The final problem, for the time being, is that HybridPower has only just been persuaded to work. Over the Bank Holiday weekend MSI was given BIOS code that will enable the feature in the K9N2 Diamond but the BIOS won’t be here for a week or two.
So what we have here is a Phenom motherboard that supports Tri-SLI and which will have HybridSLI in the near future. It’s a safe bet that anyone building a gaming PC with that sort of specification will walk right past the Phenom aisle on their way to some Core 2 Duo loveliness. Phenom is a reasonable choice for low to mid-range PCs but its place in a Tri-SLI PC is hard to justify. That said, while the board supports three graphics cards you can always use it with fewer.

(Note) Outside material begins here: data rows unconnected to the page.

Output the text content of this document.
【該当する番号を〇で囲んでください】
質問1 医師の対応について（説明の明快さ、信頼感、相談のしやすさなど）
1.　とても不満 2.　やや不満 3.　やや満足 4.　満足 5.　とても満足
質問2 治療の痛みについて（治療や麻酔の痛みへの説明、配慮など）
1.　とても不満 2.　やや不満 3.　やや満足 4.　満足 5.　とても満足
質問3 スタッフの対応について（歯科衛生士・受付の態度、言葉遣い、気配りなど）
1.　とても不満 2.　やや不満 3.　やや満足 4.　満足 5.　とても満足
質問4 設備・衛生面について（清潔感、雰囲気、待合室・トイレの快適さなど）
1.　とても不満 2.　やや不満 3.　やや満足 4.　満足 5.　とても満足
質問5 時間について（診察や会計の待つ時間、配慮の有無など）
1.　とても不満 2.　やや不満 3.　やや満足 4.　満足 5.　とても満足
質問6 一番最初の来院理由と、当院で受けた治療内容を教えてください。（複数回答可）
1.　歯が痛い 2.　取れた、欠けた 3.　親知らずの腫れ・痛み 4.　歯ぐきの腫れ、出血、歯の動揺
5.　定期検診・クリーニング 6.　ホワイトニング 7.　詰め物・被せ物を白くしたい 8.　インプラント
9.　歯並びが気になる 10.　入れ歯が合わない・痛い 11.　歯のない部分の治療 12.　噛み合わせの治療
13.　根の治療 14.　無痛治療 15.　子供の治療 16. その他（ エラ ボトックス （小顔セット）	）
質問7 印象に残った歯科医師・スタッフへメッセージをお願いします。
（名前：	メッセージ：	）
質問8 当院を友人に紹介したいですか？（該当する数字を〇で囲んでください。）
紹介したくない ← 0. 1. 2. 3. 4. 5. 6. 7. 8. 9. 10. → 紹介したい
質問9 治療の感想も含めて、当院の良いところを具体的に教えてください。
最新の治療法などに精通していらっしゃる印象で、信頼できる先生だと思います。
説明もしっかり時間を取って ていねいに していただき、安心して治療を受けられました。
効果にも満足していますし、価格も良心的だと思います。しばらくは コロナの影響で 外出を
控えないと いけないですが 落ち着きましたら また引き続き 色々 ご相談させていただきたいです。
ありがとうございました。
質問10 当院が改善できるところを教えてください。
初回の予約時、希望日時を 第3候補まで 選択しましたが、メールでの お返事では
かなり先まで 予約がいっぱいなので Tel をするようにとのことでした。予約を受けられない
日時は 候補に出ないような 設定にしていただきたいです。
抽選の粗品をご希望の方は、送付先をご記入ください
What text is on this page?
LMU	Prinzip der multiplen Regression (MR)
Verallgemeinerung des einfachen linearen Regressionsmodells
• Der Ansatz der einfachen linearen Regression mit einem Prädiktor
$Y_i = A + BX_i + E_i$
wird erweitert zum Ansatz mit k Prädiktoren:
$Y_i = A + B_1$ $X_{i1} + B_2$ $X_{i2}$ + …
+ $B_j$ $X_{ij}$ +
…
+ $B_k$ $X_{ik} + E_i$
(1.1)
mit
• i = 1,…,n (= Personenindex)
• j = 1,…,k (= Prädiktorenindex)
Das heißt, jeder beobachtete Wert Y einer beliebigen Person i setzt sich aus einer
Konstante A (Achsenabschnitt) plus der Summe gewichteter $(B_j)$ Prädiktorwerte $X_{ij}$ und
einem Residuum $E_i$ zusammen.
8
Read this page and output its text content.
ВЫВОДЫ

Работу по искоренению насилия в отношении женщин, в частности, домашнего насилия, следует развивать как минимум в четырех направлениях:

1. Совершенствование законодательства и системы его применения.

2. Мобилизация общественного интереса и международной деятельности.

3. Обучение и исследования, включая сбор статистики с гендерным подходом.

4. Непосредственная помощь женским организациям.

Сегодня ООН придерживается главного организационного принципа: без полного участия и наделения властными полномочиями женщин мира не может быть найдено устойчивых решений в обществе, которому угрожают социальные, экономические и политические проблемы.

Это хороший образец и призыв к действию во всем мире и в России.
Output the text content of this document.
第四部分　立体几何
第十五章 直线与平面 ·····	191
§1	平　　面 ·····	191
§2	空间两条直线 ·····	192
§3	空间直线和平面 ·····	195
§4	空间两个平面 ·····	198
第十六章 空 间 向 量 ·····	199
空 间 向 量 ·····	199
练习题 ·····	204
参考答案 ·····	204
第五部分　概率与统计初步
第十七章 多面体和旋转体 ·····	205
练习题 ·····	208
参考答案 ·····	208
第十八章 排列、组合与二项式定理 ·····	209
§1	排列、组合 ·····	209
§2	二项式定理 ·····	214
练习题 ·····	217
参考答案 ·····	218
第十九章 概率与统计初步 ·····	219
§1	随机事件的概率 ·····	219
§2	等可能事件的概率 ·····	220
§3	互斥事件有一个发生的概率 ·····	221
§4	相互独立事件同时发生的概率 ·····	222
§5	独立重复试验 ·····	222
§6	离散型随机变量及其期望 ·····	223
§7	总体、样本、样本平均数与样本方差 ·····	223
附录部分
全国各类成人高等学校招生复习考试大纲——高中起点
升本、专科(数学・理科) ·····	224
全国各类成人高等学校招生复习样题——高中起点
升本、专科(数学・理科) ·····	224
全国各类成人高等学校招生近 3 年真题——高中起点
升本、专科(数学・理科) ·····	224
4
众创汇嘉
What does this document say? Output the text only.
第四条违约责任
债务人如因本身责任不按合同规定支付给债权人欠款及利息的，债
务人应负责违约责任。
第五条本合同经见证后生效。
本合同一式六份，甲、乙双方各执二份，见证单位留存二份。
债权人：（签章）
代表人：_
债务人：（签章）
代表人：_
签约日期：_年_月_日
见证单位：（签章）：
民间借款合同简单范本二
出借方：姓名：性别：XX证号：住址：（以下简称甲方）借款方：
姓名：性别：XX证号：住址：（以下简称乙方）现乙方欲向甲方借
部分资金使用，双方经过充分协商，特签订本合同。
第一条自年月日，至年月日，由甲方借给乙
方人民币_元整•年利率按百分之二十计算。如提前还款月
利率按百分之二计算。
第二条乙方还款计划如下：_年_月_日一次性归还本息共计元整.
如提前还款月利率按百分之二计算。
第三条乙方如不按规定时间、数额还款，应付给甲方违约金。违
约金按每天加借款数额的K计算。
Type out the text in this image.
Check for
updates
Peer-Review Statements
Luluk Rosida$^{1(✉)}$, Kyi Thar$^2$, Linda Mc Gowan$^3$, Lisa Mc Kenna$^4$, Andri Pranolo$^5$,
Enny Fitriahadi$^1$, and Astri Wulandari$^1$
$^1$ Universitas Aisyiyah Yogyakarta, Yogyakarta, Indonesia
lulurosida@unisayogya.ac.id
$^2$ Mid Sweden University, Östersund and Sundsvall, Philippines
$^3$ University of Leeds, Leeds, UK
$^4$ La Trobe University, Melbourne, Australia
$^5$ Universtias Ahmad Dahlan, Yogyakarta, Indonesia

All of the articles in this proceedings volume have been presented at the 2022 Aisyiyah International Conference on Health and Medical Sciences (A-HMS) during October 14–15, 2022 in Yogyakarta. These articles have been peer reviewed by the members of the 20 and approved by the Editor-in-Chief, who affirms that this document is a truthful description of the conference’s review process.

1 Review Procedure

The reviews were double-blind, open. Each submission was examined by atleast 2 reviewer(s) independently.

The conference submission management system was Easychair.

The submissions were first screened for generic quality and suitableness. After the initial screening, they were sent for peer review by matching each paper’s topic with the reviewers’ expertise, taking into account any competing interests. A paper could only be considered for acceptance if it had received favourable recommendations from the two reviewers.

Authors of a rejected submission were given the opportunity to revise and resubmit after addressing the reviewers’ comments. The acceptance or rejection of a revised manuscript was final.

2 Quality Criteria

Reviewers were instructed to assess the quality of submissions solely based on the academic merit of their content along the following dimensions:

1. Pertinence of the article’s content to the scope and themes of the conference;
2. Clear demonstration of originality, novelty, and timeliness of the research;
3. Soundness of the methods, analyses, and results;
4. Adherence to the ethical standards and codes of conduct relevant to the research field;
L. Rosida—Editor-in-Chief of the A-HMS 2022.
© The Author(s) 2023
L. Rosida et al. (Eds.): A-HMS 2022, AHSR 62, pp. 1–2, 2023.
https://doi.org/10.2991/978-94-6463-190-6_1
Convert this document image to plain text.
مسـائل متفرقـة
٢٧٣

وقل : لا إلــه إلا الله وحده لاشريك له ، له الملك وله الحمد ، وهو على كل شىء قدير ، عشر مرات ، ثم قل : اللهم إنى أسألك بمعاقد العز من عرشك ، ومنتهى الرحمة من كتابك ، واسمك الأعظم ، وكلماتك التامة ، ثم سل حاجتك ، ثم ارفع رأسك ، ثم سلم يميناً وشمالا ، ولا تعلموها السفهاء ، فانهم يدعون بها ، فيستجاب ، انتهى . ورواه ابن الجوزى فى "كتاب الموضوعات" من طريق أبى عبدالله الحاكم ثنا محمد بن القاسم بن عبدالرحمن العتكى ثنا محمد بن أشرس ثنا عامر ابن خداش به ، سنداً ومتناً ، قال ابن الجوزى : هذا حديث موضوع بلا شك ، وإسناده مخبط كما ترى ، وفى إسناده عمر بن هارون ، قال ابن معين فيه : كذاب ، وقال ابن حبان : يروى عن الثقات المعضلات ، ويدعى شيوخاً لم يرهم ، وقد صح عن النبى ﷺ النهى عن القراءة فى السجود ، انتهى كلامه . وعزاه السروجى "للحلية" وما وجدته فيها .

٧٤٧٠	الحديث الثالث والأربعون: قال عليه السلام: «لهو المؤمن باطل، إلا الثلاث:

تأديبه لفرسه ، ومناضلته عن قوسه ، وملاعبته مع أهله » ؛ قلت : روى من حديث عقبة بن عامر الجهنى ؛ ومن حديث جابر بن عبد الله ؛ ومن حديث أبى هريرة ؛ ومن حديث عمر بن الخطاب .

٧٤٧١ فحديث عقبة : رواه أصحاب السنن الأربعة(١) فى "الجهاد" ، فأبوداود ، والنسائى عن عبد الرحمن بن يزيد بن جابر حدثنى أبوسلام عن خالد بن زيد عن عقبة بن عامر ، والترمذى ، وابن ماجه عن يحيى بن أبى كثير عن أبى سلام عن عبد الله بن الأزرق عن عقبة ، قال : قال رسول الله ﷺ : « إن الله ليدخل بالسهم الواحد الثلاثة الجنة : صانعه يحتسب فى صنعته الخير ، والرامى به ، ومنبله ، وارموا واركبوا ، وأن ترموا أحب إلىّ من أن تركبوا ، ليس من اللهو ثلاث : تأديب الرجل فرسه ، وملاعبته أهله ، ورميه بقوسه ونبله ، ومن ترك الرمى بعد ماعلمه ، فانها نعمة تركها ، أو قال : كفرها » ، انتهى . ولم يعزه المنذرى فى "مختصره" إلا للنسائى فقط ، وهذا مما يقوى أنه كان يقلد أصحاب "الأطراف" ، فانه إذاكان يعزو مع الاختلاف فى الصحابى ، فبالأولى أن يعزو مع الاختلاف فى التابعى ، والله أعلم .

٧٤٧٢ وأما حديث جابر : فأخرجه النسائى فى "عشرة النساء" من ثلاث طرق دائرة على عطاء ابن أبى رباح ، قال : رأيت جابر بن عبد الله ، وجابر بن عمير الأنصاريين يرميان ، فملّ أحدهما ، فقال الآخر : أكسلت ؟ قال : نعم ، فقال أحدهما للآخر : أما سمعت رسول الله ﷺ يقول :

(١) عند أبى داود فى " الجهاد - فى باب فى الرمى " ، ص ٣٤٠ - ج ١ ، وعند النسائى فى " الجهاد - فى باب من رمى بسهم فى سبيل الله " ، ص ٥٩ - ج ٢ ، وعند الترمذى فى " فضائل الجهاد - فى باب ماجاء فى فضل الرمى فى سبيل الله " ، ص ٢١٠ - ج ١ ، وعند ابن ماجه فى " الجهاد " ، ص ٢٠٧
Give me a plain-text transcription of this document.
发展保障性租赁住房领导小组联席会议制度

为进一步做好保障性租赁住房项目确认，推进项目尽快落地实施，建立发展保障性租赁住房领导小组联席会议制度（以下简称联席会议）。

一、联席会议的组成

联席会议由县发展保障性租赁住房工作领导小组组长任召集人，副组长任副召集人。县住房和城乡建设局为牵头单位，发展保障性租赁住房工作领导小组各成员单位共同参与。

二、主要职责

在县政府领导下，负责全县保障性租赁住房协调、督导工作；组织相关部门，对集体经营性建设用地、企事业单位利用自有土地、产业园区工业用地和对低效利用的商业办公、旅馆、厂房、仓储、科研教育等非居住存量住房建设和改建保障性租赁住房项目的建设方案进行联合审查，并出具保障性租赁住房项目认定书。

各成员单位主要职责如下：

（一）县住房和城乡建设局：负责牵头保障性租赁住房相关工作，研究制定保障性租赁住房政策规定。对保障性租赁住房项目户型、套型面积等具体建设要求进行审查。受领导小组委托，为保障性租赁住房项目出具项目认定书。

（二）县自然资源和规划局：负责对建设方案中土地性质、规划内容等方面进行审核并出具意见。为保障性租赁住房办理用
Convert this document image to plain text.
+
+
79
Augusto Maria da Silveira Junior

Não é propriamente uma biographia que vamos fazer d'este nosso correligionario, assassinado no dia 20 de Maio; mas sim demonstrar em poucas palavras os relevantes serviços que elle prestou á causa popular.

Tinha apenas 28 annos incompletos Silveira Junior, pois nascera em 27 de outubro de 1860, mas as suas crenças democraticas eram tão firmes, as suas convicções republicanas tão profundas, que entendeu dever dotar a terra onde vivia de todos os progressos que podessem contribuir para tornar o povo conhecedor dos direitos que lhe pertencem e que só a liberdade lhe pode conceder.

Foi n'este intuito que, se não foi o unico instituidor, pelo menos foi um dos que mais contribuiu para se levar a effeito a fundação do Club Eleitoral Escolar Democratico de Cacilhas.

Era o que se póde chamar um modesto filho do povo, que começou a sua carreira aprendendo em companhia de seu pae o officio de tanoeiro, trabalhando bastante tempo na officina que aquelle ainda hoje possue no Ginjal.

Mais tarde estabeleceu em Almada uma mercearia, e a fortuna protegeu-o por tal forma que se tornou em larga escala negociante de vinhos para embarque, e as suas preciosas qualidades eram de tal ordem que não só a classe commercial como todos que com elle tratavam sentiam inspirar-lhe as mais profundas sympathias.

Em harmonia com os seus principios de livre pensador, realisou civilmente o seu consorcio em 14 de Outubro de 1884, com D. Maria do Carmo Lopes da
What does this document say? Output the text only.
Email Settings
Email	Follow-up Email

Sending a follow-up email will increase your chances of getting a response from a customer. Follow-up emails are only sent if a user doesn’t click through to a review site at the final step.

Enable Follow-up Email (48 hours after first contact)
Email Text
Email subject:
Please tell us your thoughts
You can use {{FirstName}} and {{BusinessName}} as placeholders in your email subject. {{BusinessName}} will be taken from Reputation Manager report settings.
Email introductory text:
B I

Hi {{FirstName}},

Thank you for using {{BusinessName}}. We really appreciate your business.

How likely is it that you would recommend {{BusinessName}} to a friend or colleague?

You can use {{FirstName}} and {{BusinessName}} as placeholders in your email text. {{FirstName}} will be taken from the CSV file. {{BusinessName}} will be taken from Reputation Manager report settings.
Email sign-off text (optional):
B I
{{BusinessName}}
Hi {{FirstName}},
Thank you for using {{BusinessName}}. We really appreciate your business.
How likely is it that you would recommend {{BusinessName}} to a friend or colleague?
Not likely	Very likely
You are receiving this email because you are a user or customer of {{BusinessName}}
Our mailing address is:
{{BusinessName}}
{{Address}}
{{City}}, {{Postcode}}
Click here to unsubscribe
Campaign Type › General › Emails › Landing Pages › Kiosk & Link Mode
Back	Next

We tested the K9N2 Diamond with a Phenom X4 9750 running at standard clock speeds and noted that MSI disables both the TLB fix and Cool ‘n’ Quiet in the BIOS by default. Although the Phenom was reasonably cool we had to add a case fan to keep the extensive chipset cooling system at a reasonable temperature. Left to its own devices the temperature would shoot up to 60 degrees, which is a little toasty for our liking.
Performance was uninspiring and overclocking was non-existent as we couldn’t even raise the reference clock from 200MHz to 210MHz. Instead we were limited to raising the RAM voltage so we could increase the memory speed from the default 800MHz to the maximum 1,066MHz. It’s best not to leap to conclusions on the overclocking front as we know for a fact that the BIOS will be updated very soon so there is every chance that the Phenom will gain some performance.
The list of features on the K9N2 Diamond is comprehensive with four USB ports, one Firewire and two eSATA on the I/O panel along with dual Gigabit LAN (do people really use two Ethernet ports? – ed.). There are also two more USB ports and a second Firewire on a bracket as well as two eSATA ports on a pass through bracket.
MSI includes a Creative X-Fi PCI Express riser in the package that uses the only PCI Express x1 slot on the board and the two regular PCI slots would be blocked if you use substantial graphics cards, not that this is unusual. There’s a single IDE connector next to the main power block and a second IDE connector at the foot of the board that is connected to the JMicron controller that runs the two eSATA ports. Add in micro buttons for Power, Reset and Clear CMOS and a handful of somewhat intense LEDs and you have a high-end gaming motherboard that delivers the sort of quality that you expect from MSI.
We’ll have to wait a week or two to see HybridSLI in action. In the meantime the K9N2 Diamond looks promising but there’s no hiding the fact that Phenom cannot match Core 2 Duo for performance.